The Promise Behind Celldex
Celldex shares climbed steadily in the months leading up to the release of its ASCO abstracts, rising from $4.71 at the start of the year and hitting a high of $9.43 on May 18. Shares 9% the day the abstracts were released on May 21, closing at $6.97. Share prices have not recovered.
The run-up in Celldex shares was due to the extraordinary results the company had achieved in two previous Phase II trials of its cancer vaccine CDX-110 for Glioblastoma Multiforme (GBM). CDX-110 targets EGFRvIII, an activating and transforming EGFR mutation found in about 40% of GBM. The vaccine itself consists of consists of a 13 amino-acid long peptide from the mutated portion of EGFRvIII, along with a vaccine adjuvant and GM-CSF to boost its efficacy. EGFRvIII is found only on cancer cells. Because of CDX-110s targeted nature, clinicians have noted its low toxicity profile, with injection-site reactions the major side effect.
The two completed Phase II trials are called ACTIVATE and ACTII. Both trials were uncontrolled single arm and recruited newly diagnosed EGFRvIII positive GBM patients with optimally resected tumors.
Data from both these Phase II trials were presented at last year’s ASCO. Though they were small trials, both ACTIVATE and ACTII showed nearly identical results, and were far better than historical controls: Time to Progression of 14-15 months vs. 6 months matched historical control; Progression-free survival at 6 months- 95% vs. 59%; Median Overall Survival- 23-26 months vs. 15 months. It all looked very good.
In 2008, Pfizer signed on as a global partner. The deal called for a $40M upfront payment and all development costs to be covered by Pfizer, along with $390 in milestones. Celldex would receive double digit royalties from sales.
With data in hand, a pivotal multi-center, open-label, randomized Phase II/III called ACTIII was initiated. However, patients, when learning of their placement in the placebo group, dropped out of the trial at a very high rate (14 of 16 patients, leading the company to change the trial to a Phase II single arm.
The data presented in the ASCO abstract for ACTIII is very early stage. No Time to Progression or Survival data were included. The trial calls for 65 patients to receive treatment. Of 40 patients treated so far, 28 (70%) were alive and progression free at 5.5 months.

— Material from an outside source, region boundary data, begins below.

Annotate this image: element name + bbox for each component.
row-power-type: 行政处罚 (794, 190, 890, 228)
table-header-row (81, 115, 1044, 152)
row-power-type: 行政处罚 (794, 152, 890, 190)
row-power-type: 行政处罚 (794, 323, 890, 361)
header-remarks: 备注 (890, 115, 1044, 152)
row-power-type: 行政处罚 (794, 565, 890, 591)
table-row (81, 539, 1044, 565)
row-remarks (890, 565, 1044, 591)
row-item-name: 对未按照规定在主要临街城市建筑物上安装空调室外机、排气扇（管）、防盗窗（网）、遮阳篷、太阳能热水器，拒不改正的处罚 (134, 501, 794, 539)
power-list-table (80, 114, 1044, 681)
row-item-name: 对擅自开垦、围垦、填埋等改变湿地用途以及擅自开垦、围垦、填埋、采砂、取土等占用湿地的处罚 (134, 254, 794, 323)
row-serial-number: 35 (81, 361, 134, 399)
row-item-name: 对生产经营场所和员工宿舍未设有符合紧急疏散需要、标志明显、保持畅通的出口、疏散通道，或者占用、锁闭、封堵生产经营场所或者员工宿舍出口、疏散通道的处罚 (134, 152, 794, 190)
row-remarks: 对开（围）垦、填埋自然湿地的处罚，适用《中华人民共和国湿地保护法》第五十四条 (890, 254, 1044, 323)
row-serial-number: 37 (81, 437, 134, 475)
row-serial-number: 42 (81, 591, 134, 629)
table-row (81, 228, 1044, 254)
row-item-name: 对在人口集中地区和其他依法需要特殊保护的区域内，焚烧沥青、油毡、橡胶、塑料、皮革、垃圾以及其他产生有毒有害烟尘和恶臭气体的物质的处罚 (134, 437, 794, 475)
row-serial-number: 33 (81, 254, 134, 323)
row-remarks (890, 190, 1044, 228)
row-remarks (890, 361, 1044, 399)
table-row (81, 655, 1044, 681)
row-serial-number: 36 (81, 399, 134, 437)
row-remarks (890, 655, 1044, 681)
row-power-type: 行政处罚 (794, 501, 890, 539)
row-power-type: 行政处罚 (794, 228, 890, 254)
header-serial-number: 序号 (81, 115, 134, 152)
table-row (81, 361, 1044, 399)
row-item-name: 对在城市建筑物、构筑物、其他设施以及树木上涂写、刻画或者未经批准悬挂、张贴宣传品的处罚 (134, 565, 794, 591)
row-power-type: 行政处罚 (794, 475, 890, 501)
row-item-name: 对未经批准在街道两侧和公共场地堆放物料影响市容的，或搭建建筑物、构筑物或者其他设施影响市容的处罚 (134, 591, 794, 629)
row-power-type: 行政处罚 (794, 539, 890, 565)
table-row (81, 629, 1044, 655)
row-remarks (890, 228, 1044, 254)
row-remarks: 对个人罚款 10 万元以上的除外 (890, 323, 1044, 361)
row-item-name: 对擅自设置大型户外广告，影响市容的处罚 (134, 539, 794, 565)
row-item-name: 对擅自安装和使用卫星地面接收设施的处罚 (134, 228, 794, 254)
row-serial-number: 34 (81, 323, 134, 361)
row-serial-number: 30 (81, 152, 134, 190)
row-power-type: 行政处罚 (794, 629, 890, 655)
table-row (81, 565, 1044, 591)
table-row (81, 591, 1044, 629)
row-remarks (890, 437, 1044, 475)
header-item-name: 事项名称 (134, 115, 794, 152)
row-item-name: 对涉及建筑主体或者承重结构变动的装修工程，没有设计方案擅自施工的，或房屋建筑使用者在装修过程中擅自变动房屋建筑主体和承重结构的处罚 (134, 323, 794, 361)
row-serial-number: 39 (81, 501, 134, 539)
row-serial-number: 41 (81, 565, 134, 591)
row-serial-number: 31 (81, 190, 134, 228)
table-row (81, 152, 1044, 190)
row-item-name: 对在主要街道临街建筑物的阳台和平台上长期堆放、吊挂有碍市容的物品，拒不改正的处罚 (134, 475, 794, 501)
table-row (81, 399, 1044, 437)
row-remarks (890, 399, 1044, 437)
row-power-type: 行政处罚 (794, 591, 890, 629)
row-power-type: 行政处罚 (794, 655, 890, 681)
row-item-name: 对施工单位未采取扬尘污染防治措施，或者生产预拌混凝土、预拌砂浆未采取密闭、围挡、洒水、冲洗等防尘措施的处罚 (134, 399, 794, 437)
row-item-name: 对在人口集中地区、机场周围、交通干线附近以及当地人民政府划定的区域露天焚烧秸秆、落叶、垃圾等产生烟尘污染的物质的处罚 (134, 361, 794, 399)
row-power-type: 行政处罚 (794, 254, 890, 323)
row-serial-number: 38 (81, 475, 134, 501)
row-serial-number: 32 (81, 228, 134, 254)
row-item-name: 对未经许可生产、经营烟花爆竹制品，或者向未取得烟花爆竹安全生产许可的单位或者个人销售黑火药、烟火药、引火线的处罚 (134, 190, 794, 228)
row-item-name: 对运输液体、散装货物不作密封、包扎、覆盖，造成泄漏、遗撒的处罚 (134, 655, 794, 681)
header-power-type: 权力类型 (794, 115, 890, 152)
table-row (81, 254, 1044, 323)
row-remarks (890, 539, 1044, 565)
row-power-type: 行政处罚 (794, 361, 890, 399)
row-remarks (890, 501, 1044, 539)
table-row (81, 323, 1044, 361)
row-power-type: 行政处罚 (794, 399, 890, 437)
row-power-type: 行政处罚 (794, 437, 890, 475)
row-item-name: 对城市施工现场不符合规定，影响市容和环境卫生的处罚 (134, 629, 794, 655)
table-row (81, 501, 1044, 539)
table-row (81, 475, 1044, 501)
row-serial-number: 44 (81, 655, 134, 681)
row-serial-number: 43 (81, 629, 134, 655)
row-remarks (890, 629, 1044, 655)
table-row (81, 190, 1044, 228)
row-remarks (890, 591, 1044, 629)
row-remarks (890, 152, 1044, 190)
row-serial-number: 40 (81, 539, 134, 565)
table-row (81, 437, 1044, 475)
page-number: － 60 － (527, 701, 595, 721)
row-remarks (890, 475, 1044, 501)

These results are excellent! Then why the sell off? In ACTIVATE and ACTII, ~95% of patients were shown to be alive and progression free at 6 months. That’s a huge disparity. The reason for this is the method in which Time to Progression is calculated in these three trials. In the first two trials, analysis started from the time of surgery. In ACTIII, analysis did not begin until the patients received their first dose of vaccine. There is a 3 month lag from time of surgery to vaccination because after surgery, patients need to get their first radiotherapy and chemo and show they are free of disease before they can even enter the clinical trial.
Accounting for this difference, Celldex reps have stated that a median Time to Progression of about 14 months can be extrapolated. This is identical to both ACTIVATE and ACTII.
Although it is unfortunate that a new Phase III will need to be run, these three Phase II trials have not been complete wastes. Through these small trials, Celldex has been able to clearly show the profound activity of CDX-110 in GBM, making it an easy decision to start a large pivotal Phase III. After all, attempts at cancer immunotherapies have been littered with failures. These trials also allowed Celldex to show temozolomide can actually work to enhance the effect of CDX-110, aiding in future clinical trial design.
Pfizer is now working with Celldex to finalize the Phase III design.
Celldex is in good shape financially with $75M in the bank, burning about $9M a quarter.